Relating the structures and compositions of inorganic materials to their function is at the core of rational design of new materials. Dopant ions are responsible for function in many inorganic materials, such as zeolites for catalysis, phosphor materials, semiconductors, solar materials, and thermoelectrics. Understanding the distribution, local structure, and local compositions around dopant ions is crucial for rational design of new and improved materials. Here, the focus will be on phosphor materials, but the methodology is applicable to the other materials mentioned.

The advent of bright-blue LEDs in the mid-1990s following the developmentby Nakamura and others of (In,Ga)N devices was a landmark achievement in solid state lighting. The availability of bright radiation at the high-energy end of the visible spectrum provided a simple and cost-effective means of generating white light by the process of using phosphors to partially down-convert some of the blue emission to longer wavelengths corresponding to colors such as green, yellow, and red. This results in lighting devices that offer greater efficiency, significantly longer working lives, and a complete absence of toxic elements in their constituent parts.
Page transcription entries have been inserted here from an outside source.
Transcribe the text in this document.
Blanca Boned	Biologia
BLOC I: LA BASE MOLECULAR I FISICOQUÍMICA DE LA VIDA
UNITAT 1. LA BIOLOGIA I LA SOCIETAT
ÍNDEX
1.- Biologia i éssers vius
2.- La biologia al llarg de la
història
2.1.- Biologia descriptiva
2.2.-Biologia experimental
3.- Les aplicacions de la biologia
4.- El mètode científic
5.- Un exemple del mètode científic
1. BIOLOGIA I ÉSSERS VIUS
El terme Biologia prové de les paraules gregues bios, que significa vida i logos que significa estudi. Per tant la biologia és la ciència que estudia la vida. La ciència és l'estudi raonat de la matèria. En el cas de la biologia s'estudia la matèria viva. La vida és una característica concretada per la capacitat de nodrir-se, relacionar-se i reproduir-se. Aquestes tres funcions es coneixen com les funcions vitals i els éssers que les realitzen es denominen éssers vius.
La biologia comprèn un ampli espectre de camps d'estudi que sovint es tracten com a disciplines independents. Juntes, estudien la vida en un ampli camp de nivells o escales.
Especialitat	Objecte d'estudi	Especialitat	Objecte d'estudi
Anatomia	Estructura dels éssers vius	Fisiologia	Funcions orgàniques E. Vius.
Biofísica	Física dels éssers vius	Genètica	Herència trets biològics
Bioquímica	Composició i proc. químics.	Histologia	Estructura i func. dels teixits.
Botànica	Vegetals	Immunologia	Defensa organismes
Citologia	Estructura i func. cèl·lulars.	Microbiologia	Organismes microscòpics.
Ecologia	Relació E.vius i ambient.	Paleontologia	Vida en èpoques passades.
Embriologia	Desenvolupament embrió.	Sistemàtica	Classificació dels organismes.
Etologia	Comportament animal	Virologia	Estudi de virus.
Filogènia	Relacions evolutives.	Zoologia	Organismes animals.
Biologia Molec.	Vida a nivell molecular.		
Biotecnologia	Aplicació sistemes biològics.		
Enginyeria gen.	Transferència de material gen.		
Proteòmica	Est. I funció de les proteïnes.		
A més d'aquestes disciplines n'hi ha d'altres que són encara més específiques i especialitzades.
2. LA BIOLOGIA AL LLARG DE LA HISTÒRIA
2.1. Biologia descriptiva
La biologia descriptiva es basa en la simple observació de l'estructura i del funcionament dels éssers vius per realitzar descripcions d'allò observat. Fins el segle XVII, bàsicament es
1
Phosphor compounds are an integral part of the white solid-state lighting design, since currently no efficient green and yellow LEDs exist. Although many phosphor compounds have been discovered and used in the past, they have been discovered empirically using basic solid-state chemistry intuition. New phosphors with greater amounts of red emission and high quantum efficiencies up to 500 K are highly sought after, yet no rational design rules for finding new phosphors have been proposed. Here, the structure-composition-property relations of many phosphor compounds are investigated, including the well-known phosphor Y3-xCexAl 5O12 (YAG:Ce3+), a new nitride phosphor La 3-xCexSi 6N11 (LSN:Ce3+), the phosphor Ca1- xCexSc2O4 (CSO:Ce3+), and the oxyfluoride solid-solution phosphor Sr 2:975Ce0:025Al1-xSi xO4+xF1- x (SASF:Ce3+). Using a combination of powerful experimental methods, the structural properties of these phosphors, including the nature of the Ce3+ local environments, are determined and are correlated with the macroscopic luminescent properties of the Ce-substituted phosphors. From this, design rules for rational discovery of new phosphors are presented.